Dr. Pauli is an Assistant Professor with the School of Plant Sciences at the University of Arizona. His research program focuses on understanding the genetic basis of stress adaptive traits in crop plants through various mechanisms including phenomics, field-based physiology, and quantitative approaches such as models and genetic mapping. Broadly, he is interested in all aspects of agriculture from the historical perspective to production practices and how those interact with the larger agroecosystem.

Presentation Abstract

The advancements in high-throughput phenotyping over the last decade have enabled researchers in the plant science community to generate vast amounts of data.

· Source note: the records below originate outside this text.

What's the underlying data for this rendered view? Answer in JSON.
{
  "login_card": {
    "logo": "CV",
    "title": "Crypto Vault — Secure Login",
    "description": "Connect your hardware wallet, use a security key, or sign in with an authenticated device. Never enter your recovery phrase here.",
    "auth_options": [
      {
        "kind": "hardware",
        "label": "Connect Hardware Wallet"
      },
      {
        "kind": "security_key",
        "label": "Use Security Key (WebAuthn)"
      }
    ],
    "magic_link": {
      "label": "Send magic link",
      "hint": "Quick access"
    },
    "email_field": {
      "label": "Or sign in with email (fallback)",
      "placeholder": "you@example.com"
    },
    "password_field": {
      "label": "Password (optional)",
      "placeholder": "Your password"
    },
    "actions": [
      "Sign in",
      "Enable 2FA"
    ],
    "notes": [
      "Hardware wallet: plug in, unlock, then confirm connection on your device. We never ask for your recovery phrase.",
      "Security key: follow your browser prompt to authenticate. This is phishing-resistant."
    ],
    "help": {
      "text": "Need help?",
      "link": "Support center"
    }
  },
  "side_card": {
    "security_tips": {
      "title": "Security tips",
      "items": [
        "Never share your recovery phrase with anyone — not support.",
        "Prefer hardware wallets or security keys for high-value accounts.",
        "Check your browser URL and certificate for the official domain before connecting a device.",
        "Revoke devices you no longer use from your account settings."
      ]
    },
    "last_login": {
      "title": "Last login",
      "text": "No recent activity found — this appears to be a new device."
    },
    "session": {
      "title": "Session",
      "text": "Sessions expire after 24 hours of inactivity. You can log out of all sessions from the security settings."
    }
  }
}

However, a new bottleneck has emerged – how to turn these data into knowledge and insight of complex biological phenomenon. Current phenomics processing pipelines are generally limited in their ability to scale with the size of data being generated or lack flexibility to meet the needs of researchers. To address these challenges, we have developed PhytoOracle (PO), a suite of modular, scalable pipelines that harnesses distributed computing to improve data processing efficiency. PO integrates CCTools’ Makeflow and Workqueue frameworks for distributed task management on local, cloud, or high-performance computing (HPC) systems. Each pipeline component is available as standalone containers, providing transferability and extensibility. Container technology enables reproducibility with version control ensuring consistent data processing. Researchers can swap between available containers or integrate new ones suited to their specific research needs. With the PO data processing pipeline, phenotypic traits can be extracted from large, multimodal data sets and leveraged for downstream analyses such as genetic mapping, or as will be demonstrated, in a virtual reality environment for the ultimate data exploration experience.